Okay, my primal urge is ‘pet the puppy’ and for once it didn’t end with my hand leaving my body. Kind of would deserve it if he did, but as his eyes closed half way, his ears flattened as I used my longer, manicured nails to itch his head. My friend Sam's dog always loved when I did this, she had a hard time keeping nails long, or on if they were fake, so I used it like a treat. The large wolf took one more step towards me then laid down on the damp floor, leaning his head towards me to encourage more scritches. It gave me the perfect opportunity to admire his multicolored fur, its blotches of light brown, orange, and white over mostly black fur- I think this pattern was called brindle? My family had a cat who did not enjoy me and I her, named Chubby, who was calico. The difference was the amount of white, right?

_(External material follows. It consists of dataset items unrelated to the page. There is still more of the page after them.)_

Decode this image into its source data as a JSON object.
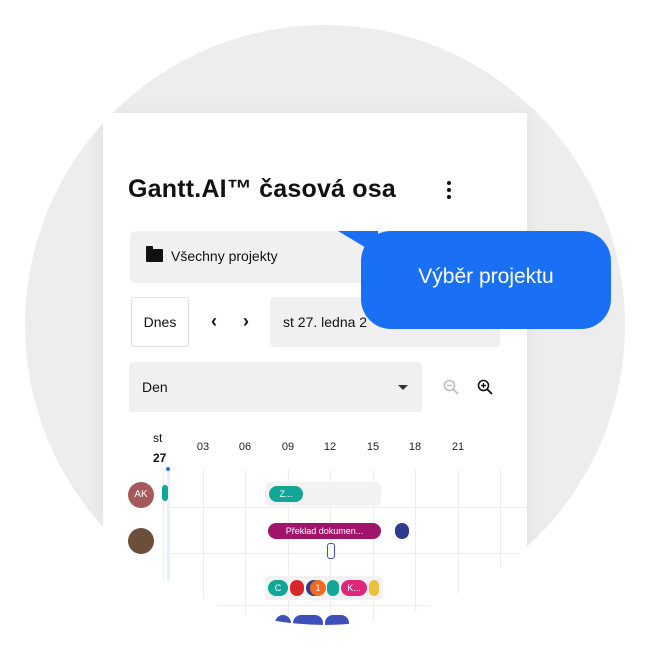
{
  "header": {
    "title": "Gantt.AI™ časová osa"
  },
  "project_selector": {
    "label": "Všechny projekty",
    "icon": "folder-icon"
  },
  "nav": {
    "today_label": "Dnes",
    "prev_icon": "chevron-left-icon",
    "next_icon": "chevron-right-icon",
    "date_value": "st 27. ledna 2"
  },
  "view": {
    "selected": "Den",
    "zoom_out_icon": "zoom-out-icon",
    "zoom_in_icon": "zoom-in-icon"
  },
  "timeline": {
    "day_name": "st",
    "day_number": "27",
    "hours": [
      "03",
      "06",
      "09",
      "12",
      "15",
      "18",
      "21"
    ]
  },
  "rows": [
    {
      "avatar_initials": "AK",
      "avatar_color": "#a45a5a",
      "tasks": [
        "Z..."
      ]
    },
    {
      "avatar_initials": "",
      "avatar_color": "#6b4f3a",
      "tasks": [
        "Překlad dokumen..."
      ]
    },
    {
      "avatar_initials": "",
      "avatar_color": "",
      "tasks": [
        "C",
        "1",
        "K..."
      ]
    }
  ],
  "callout": {
    "text": "Výběr projektu",
    "color": "#1a70f5"
  },
  "colors": {
    "teal": "#11a697",
    "magenta": "#a0156b",
    "navy": "#2f3b8c",
    "red": "#d62828",
    "orange": "#f06a1f",
    "pink": "#e0267a",
    "yellow": "#e9c23a",
    "indigo": "#3d4fb8"
  }
}
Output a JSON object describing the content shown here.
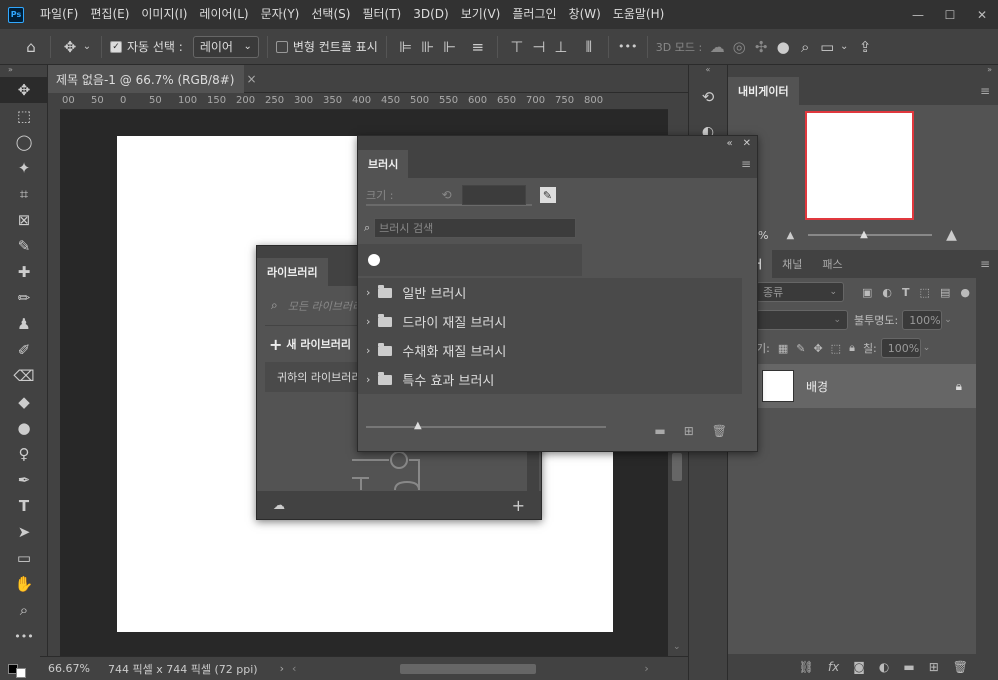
{
  "app": {
    "logo": "Ps"
  },
  "menu": [
    "파일(F)",
    "편집(E)",
    "이미지(I)",
    "레이어(L)",
    "문자(Y)",
    "선택(S)",
    "필터(T)",
    "3D(D)",
    "보기(V)",
    "플러그인",
    "창(W)",
    "도움말(H)"
  ],
  "window_controls": {
    "minimize": "—",
    "maximize": "☐",
    "close": "✕"
  },
  "options_bar": {
    "auto_select_label": "자동 선택 :",
    "auto_select_value": "레이어",
    "transform_controls_label": "변형 컨트롤 표시",
    "more": "•••",
    "mode_3d": "3D 모드 :"
  },
  "document": {
    "tab_title": "제목 없음-1 @ 66.7% (RGB/8#)",
    "close": "×",
    "ruler_marks": [
      "00",
      "50",
      "0",
      "50",
      "100",
      "150",
      "200",
      "250",
      "300",
      "350",
      "400",
      "450",
      "500",
      "550",
      "600",
      "650",
      "700",
      "750",
      "800"
    ],
    "zoom": "66.67%",
    "size": "744 픽셀 x 744 픽셀 (72 ppi)"
  },
  "navigator": {
    "tab": "내비게이터",
    "zoom": "%"
  },
  "layers_panel": {
    "tabs": [
      "어",
      "채널",
      "패스"
    ],
    "filter_label": "종류",
    "blend_mode": "",
    "opacity_label": "불투명도:",
    "opacity_value": "100%",
    "lock_label": "기:",
    "fill_label": "칠:",
    "fill_value": "100%",
    "layers": [
      {
        "name": "배경"
      }
    ]
  },
  "brush_panel": {
    "tab": "브러시",
    "size_label": "크기 :",
    "search_placeholder": "브러시 검색",
    "folders": [
      "일반 브러시",
      "드라이 재질 브러시",
      "수채화 재질 브러시",
      "특수 효과 브러시"
    ]
  },
  "library_panel": {
    "tab": "라이브러리",
    "search_placeholder": "모든 라이브러리",
    "new_library": "새 라이브러리",
    "your_library": "귀하의 라이브러리"
  }
}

“Hey buddy...” I whispered softly, keeping my voice at a steady tone. Overthinking typically left me dazzling out, and we saw the last time that I touched a wild wolf without a second thought. Still holding the “this is a wild animal” thought in the back of my head, the fear I felt was easy to suppress, especially if I was going to talk to him. The wolf bobbed his head, crawling closer to me while tilting his head into my hand, so close that his giant, torso-sized head rested on my lap, demanding the skritches now with a dopy, happy face. Kind of like a dog- but a lot larger with huge teeth.
Being this close to wild life wasn’t a smart idea, nor was it ideal, but it sure as hell was interesting. Especially since I had never been this close to a wolf before, so just the absolute huge size of him was something I was trying to engrain in my head. Now both of my hands were scratching the top of his head, all around his large, fuzzy ears, really getting to work as he let out a long, heavy sigh.
I welcomed the warmth of his head and breath, which surprisingly wasn’t too horribly smelly like some dog’s I’ve smelt before. It wasn’t until he did that that I realized just how cold I actually was. It was mid-fall and I was stupid enough to go without a jacket, even though my outing was going to be over an hour long. Resting my back against the tree, I felt at peace as we sat in silence, the sound of birds chirping brightly above us. My eyes felt very heavy, the sleeplessness I normally experienced every night catching up as I felt warm, safe, and surrounded by nature.